The secret of all victory lies in the organization of the non-obvious.
Marcus Aurelius
A token is a chunk of text, which can be a full word (“Running”), a piece of a word (“run”), or even punctuation (“.”). The tokenizer decides how to break text into tokens and assigns each token a unique number from the model’s vocabulary.
Take this sentence:
Running makes me stronger every day.
Step 1 – Tokenization (splitting into pieces):
["Running", " makes", " me", " stronger", " every", " day", "."]

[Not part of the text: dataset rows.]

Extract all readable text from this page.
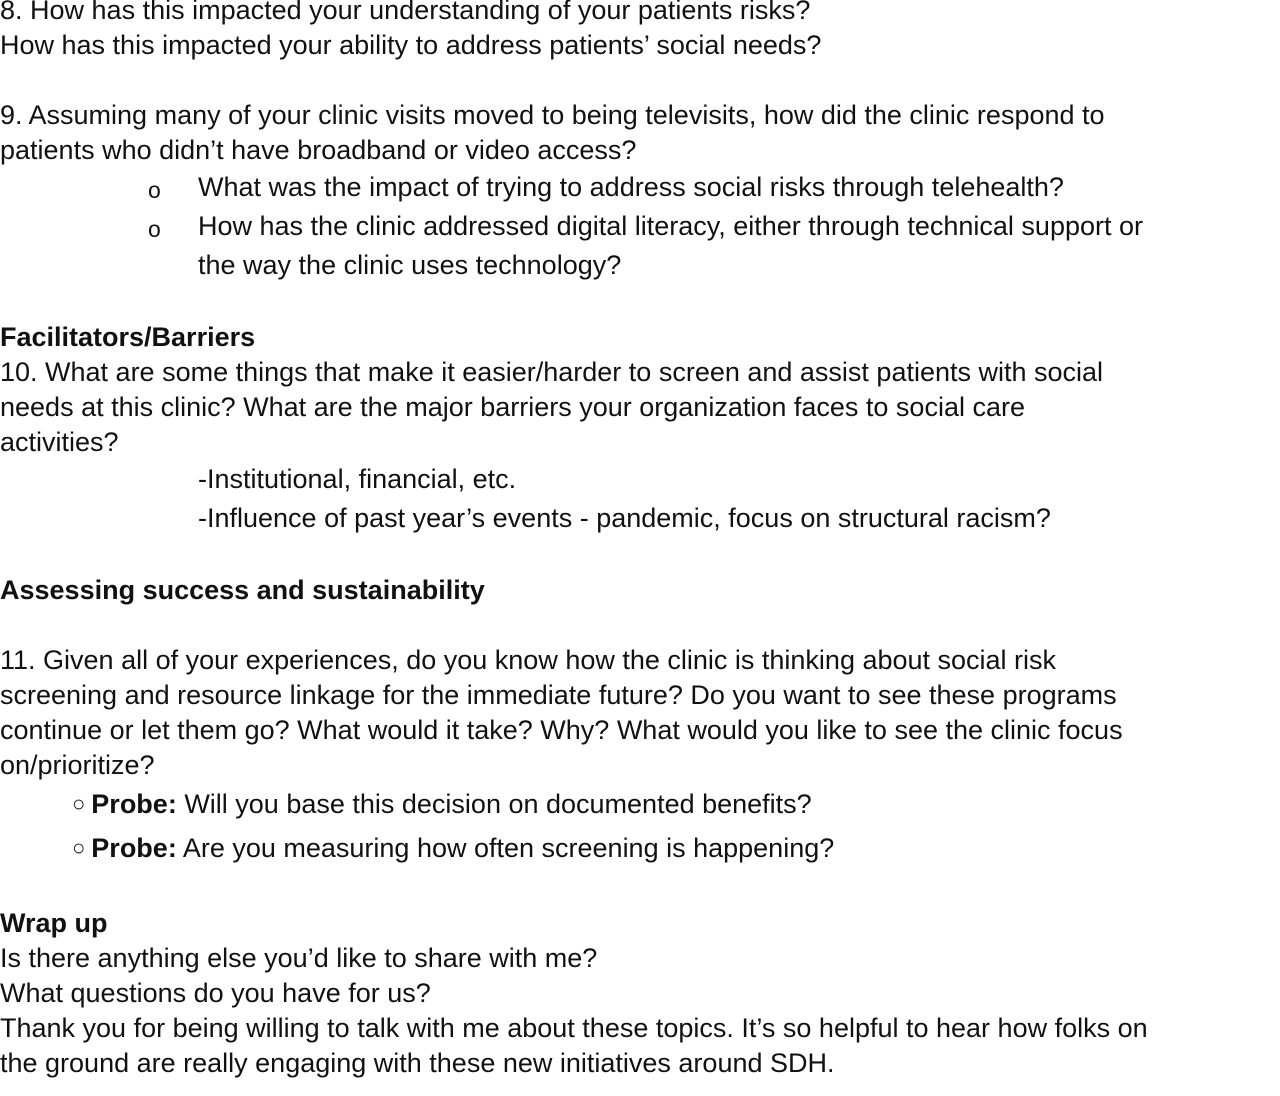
8. How has this impacted your understanding of your patients risks?

How has this impacted your ability to address patients’ social needs?

9. Assuming many of your clinic visits moved to being televisits, how did the clinic respond to

patients who didn’t have broadband or video access?

o What was the impact of trying to address social risks through telehealth?

o How has the clinic addressed digital literacy, either through technical support or

the way the clinic uses technology?

Facilitators/Barriers

10. What are some things that make it easier/harder to screen and assist patients with social

needs at this clinic? What are the major barriers your organization faces to social care

activities?

-Institutional, financial, etc.

-Influence of past year’s events - pandemic, focus on structural racism?

Assessing success and sustainability

11. Given all of your experiences, do you know how the clinic is thinking about social risk

screening and resource linkage for the immediate future? Do you want to see these programs

continue or let them go? What would it take? Why? What would you like to see the clinic focus

on/prioritize?

○ Probe: Will you base this decision on documented benefits?

○ Probe: Are you measuring how often screening is happening?

Wrap up

Is there anything else you’d like to share with me?

What questions do you have for us?

Thank you for being willing to talk with me about these topics. It’s so helpful to hear how folks on

the ground are really engaging with these new initiatives around SDH.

Step 2 – Convert tokens to IDs (numbers from vocabulary):
[14405, 1620, 502, 6789, 1234, 789, 13]
Step 3 – Embeddings (map numbers into dense vectors):
Each ID is turned into a high-dimensional vector (like coordinates in space). This allows the neural network to capture meaning, such as “Running” being closer to “Jogging” than “Chair.”
Step 4 – Transformer layers (Attention, Feed-Forward, etc.):
The neural network processes these vectors through attention mechanisms, linear projections, and residual connections. This is where it “learns patterns,” such as associating “stronger” with “Running” in the sentence.
Step 5 – Output (prediction or generation):
Finally, the network uses probabilities to predict the next token or generate an entire response.
So tokenization is the entry point of the whole system. Without it, the neural network wouldn’t know how to translate human language into numbers it can work with.